Hertz used to be the business traveler’s go-to. Ever since O.J. Simpson ran through airports they were the top of the market. Avis used to crow “We’re #2, We Try Harder!” but they dropped the slogan as if to say they aren’t trying harder anymore. Now most frequent renters I know prefer National.
There’s one dimension along which they ‘aren’t all the same’ and that seems to be getting customers entangled with the law. One man spent 5 years in prison because Hertz wouldn’t produce the receipt that proved his innocence. But perhaps the most systematic problem at Hertz is sending customers to prison for stealing cars that they actually returned.
Usually what seems to happen is,
- A customer changes vehicles or extends their rental
- The changes doesn’t get reflected properly in Hertz’s systems
- So it looks like the customer didn’t return the vehicle when they were supposed to
- Hertz reports it to the police
- And sticks by their story
Some of the stories are truly insane.
- A frequent renter drove a Ford Mustang convertible for two months (extending the rental several times), returned it, and paid his bill. It was reported stolen. He traveled back to Florida to contest the charges, with proof of payment. Hertz no-showed the hearing. When he was stopped for a travel violation eight years later he was taken into custody on the outstanding warrant. He was held 40 days, including being transported back to Florida, before charges were dropped.
- Another customer rented a car that Hertz had already reported stolen. He was arrested in front of the Flamingo hotel in Las Vegas for stealing the Toyota Corolla that Hertz flagged as missing six days before the start of his rental contract.

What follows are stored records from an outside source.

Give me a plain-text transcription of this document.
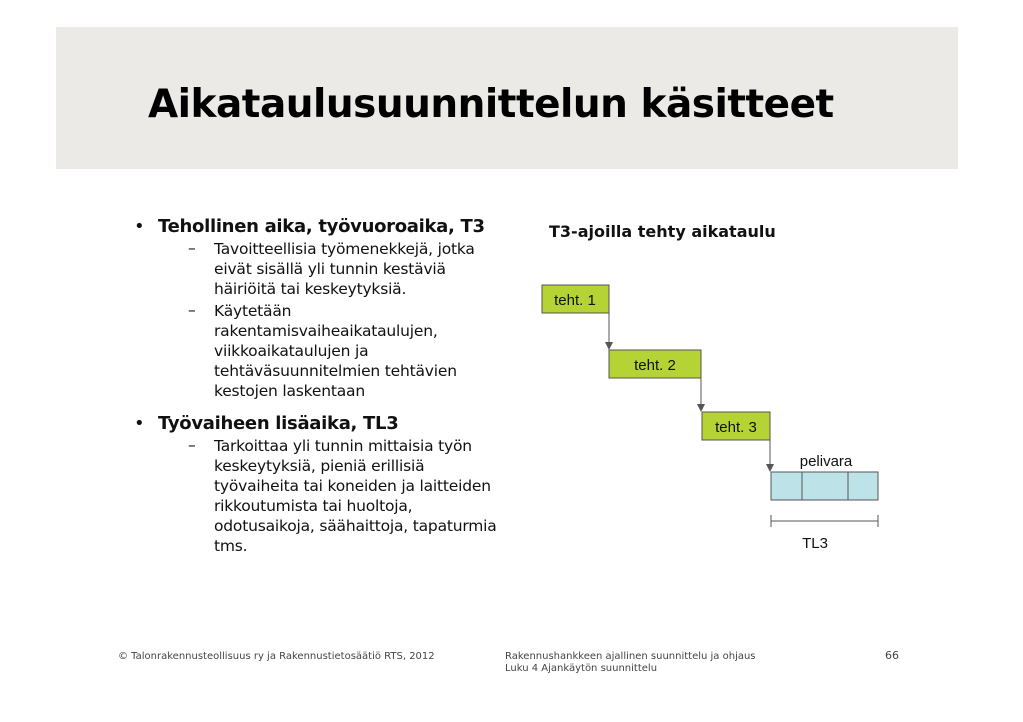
Aikataulusuunnittelun käsitteet
• Tehollinen aika, työvuoroaika, T3
– Tavoitteellisia työmenekkejä, jotka eivät sisällä yli tunnin kestäviä häiriöitä tai keskeytyksiä.
– Käytetään rakentamisvaiheaikataulujen, viikkoaikataulujen ja tehtäväsuunnitelmien tehtävien kestojen laskentaan
• Työvaiheen lisäaika, TL3
– Tarkoittaa yli tunnin mittaisia työn keskeytyksiä, pieniä erillisiä työvaiheita tai koneiden ja laitteiden rikkoutumista tai huoltoja, odotusaikoja, säähaittoja, tapaturmia tms.
T3-ajoilla tehty aikataulu
teht. 1
teht. 2
teht. 3
pelivara
TL3
© Talonrakennusteollisuus ry ja Rakennustietosäätiö RTS, 2012	Rakennushankkeen ajallinen suunnittelu ja ohjaus
Luku 4 Ajankäytön suunnittelu
66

- Still another person who rented from Hertz, and extended her contract, faced police when the company failed to log the extension. She was taken into custody. And “[b]ecause she was on probation for an unrelated theft conviction, Higgs was held in jail for 37 days” before pleading no contest in order to be released.
There’s a class action lawsuit making its way through the courts. As the suit has garnered more exposure, more plaintiffs are coming forward. And a new filing brings additional information to light.
According to attorneys for the plaintiffs in the case – which seeks $530 million in damages – there are over 180 people that have been falsely arrested based on Hertz errors. That number is rising, with 26 new victims identifying themselves in the past month. And this doesn’t seem to be just a past problem at Hertz, either, because 8 new victims “have come forward with proof of new false arrest incidents” that occurred this year.